Dans le camp du gouvernement, on crie au complot, on accuse Missie Moustass d'avoir dépassé toutes les bornes légales, et la police n'a pas tardé à réagir en fermant la page Facebook de ce trouble-fête. Mais du côté de l'opposition, c'est un tout autre son de cloche : «Nous sommes tous sous surveillance. C'est un choc pour la nation», s'écrient-ils, soulevant une vague de réprobation, tout en se demandant à qui profiterait ce déballage, et en affirmant que Sherry Singh, ancien patron de Mauritius Telecom, n'y est pour rien. Qui doit-on croire?

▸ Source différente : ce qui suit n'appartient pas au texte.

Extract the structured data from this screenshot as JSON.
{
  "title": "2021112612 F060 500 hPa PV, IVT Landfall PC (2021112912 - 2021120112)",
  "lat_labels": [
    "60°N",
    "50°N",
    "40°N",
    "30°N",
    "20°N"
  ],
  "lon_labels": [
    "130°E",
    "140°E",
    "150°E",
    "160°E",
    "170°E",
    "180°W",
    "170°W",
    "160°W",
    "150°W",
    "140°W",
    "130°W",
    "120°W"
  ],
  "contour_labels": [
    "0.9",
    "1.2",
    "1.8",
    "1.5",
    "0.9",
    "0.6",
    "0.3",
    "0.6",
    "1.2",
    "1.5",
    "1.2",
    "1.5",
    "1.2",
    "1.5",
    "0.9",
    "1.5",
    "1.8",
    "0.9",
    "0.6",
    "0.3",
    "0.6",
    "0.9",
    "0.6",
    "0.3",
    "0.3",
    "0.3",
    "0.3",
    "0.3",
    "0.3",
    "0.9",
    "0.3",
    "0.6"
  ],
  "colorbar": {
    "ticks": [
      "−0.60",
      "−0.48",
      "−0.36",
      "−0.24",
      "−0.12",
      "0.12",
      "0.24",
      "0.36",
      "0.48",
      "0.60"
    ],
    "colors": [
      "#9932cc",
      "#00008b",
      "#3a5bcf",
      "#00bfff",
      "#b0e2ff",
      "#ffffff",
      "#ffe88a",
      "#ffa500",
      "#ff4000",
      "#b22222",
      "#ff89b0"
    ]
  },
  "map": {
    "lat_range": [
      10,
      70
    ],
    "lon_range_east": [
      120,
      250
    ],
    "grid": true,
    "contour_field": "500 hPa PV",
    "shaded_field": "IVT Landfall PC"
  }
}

Dans cette affaire, les Mauriciens, malgré leur condamnation apparente de ces pratiques, se révèlent friands de ces indiscrétions, de vey zafer dimounn qui rappelle à quel point la curiosité peut être aussi séduisante qu'un poison. Et pourtant, ce penchant pour le voyeurisme pourrait bien nous mener à une autre impasse. Nos confrères français, eux, s'arrêtent au seuil de la chambre à coucher. Protégés par des lois strictes, ils observent ces dérives avec une distance prudente, comme l'a souligné l'historien Patrick Eveno, qui rappelle que la presse française, plus fragile économiquement, est aussi plus prudente dans la chasse aux scoops, à l'inverse de la presse britannique. L'affaire des écoutes illégales qui a secoué le royaume de Rupert Murdoch, elle, n'aurait probablement pas pu éclore en France.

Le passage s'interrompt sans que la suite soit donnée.